Cee Lo Green



For too long, Cee Lo Green and his outsized talents always seemed to hit a ceiling. The 1995 debut album Soul Food by his Atlanta posse Goodie Mob is considered one of the best Southern rap albums of all time. Why had Goodie Mob — bolstered by Green, its undeniable star — never attained the multi-platinum status of Atlanta peers OutKast? The two groups embellish each other's albums. The Dungeon Family provided production for both. To some, Andre 3000's Grammy-winning The Love Below — an experimental mix of wild production and unpolished but cool singing – was ground Cee Lo had covered effortlessly for years. Still, even after watering down their low-slung Southern black-power rhymes and training their considerable talents on the ostensible party raps of World Party, Goodie Mob never got rich.

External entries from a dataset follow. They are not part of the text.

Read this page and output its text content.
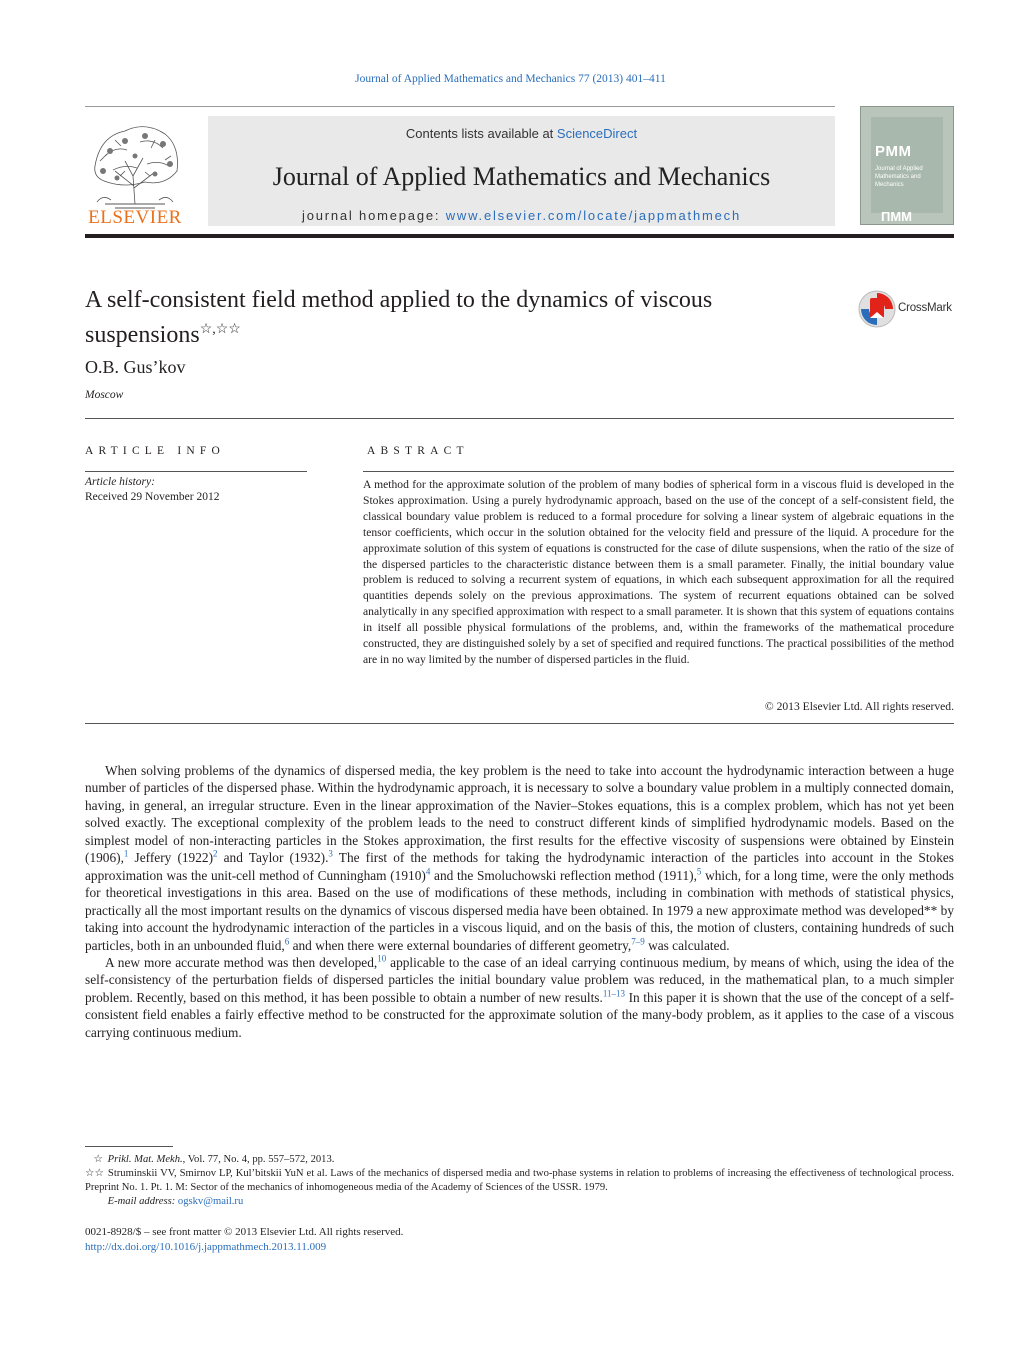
Journal of Applied Mathematics and Mechanics 77 (2013) 401–411
ELSEVIER
Contents lists available at ScienceDirect
Journal of Applied Mathematics and Mechanics
journal homepage: www.elsevier.com/locate/jappmathmech
PMM
Journal of Applied Mathematics and Mechanics
ПММ
A self-consistent field method applied to the dynamics of viscous suspensions☆,☆☆
CrossMark
O.B. Gus’kov
Moscow
ARTICLE INFO	ABSTRACT
Article history:
Received 29 November 2012
A method for the approximate solution of the problem of many bodies of spherical form in a viscous fluid is developed in the Stokes approximation. Using a purely hydrodynamic approach, based on the use of the concept of a self-consistent field, the classical boundary value problem is reduced to a formal procedure for solving a linear system of algebraic equations in the tensor coefficients, which occur in the solution obtained for the velocity field and pressure of the liquid. A procedure for the approximate solution of this system of equations is constructed for the case of dilute suspensions, when the ratio of the size of the dispersed particles to the characteristic distance between them is a small parameter. Finally, the initial boundary value problem is reduced to solving a recurrent system of equations, in which each subsequent approximation for all the required quantities depends solely on the previous approximations. The system of recurrent equations obtained can be solved analytically in any specified approximation with respect to a small parameter. It is shown that this system of equations contains in itself all possible physical formulations of the problems, and, within the frameworks of the mathematical procedure constructed, they are distinguished solely by a set of specified and required functions. The practical possibilities of the method are in no way limited by the number of dispersed particles in the fluid.
© 2013 Elsevier Ltd. All rights reserved.

When solving problems of the dynamics of dispersed media, the key problem is the need to take into account the hydrodynamic interaction between a huge number of particles of the dispersed phase. Within the hydrodynamic approach, it is necessary to solve a boundary value problem in a multiply connected domain, having, in general, an irregular structure. Even in the linear approximation of the Navier–Stokes equations, this is a complex problem, which has not yet been solved exactly. The exceptional complexity of the problem leads to the need to construct different kinds of simplified hydrodynamic models. Based on the simplest model of non-interacting particles in the Stokes approximation, the first results for the effective viscosity of suspensions were obtained by Einstein (1906),$^1$ Jeffery $(1922)^2$ and Taylor (1932).$^3$ The first of the methods for taking the hydrodynamic interaction of the particles into account in the Stokes approximation was the unit-cell method of Cunningham $(1910)^4$ and the Smoluchowski reflection method (1911),$^5$ which, for a long time, were the only methods for theoretical investigations in this area. Based on the use of modifications of these methods, including in combination with methods of statistical physics, practically all the most important results on the dynamics of viscous dispersed media have been obtained. In 1979 a new approximate method was developed** by taking into account the hydrodynamic interaction of the particles in a viscous liquid, and on the basis of this, the motion of clusters, containing hundreds of such particles, both in an unbounded fluid,$^6$ and when there were external boundaries of different geometry,$^{7-9}$ was calculated.

A new more accurate method was then developed,$^{10}$ applicable to the case of an ideal carrying continuous medium, by means of which, using the idea of the self-consistency of the perturbation fields of dispersed particles the initial boundary value problem was reduced, in the mathematical plan, to a much simpler problem. Recently, based on this method, it has been possible to obtain a number of new results.$^{11-13}$ In this paper it is shown that the use of the concept of a self-consistent field enables a fairly effective method to be constructed for the approximate solution of the many-body problem, as it applies to the case of a viscous carrying continuous medium.

☆ Prikl. Mat. Mekh., Vol. 77, No. 4, pp. 557–572, 2013.
☆☆ Struminskii VV, Smirnov LP, Kul’bitskii YuN et al. Laws of the mechanics of dispersed media and two-phase systems in relation to problems of increasing the effectiveness of technological process. Preprint No. 1. Pt. 1. M: Sector of the mechanics of inhomogeneous media of the Academy of Sciences of the USSR. 1979.
E-mail address: ogskv@mail.ru
0021-8928/$ – see front matter © 2013 Elsevier Ltd. All rights reserved.
http://dx.doi.org/10.1016/j.jappmathmech.2013.11.009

  But fans knew Green had too much talent to fade away. And then suddenly there was "Crazy," by Gnarls Barkley, Green's side project with DJ Danger Mouse. "Crazy" was the hit of 2006 — a true modern soul anthem that prompted singing along by everyone from grandkids to grandparents. Green always had been quick to delineate his own singing from that of professionals; he'd taught himself to sing by imitating his mother at church and only used it to embellish his rapping. Eventually it would be his "sangin'" on the YouTube single "F—k You" that would cement him as a national star. Those who revered Soul Food missed Green's rapping, but his greater fame was, one way or another, inevitable.

  No one saw the rest coming, though. All at once, Green got a prime time television show, The Voice, sitting beside Christina Aguilera, judging people's talents. Saturday Night Live impersonates him. He was Madonna's hype man at the Super Bowl. When the game went to commercial, he was a Sprite spokesman. After 20 years of struggle, Green is suddenly ubiquitous.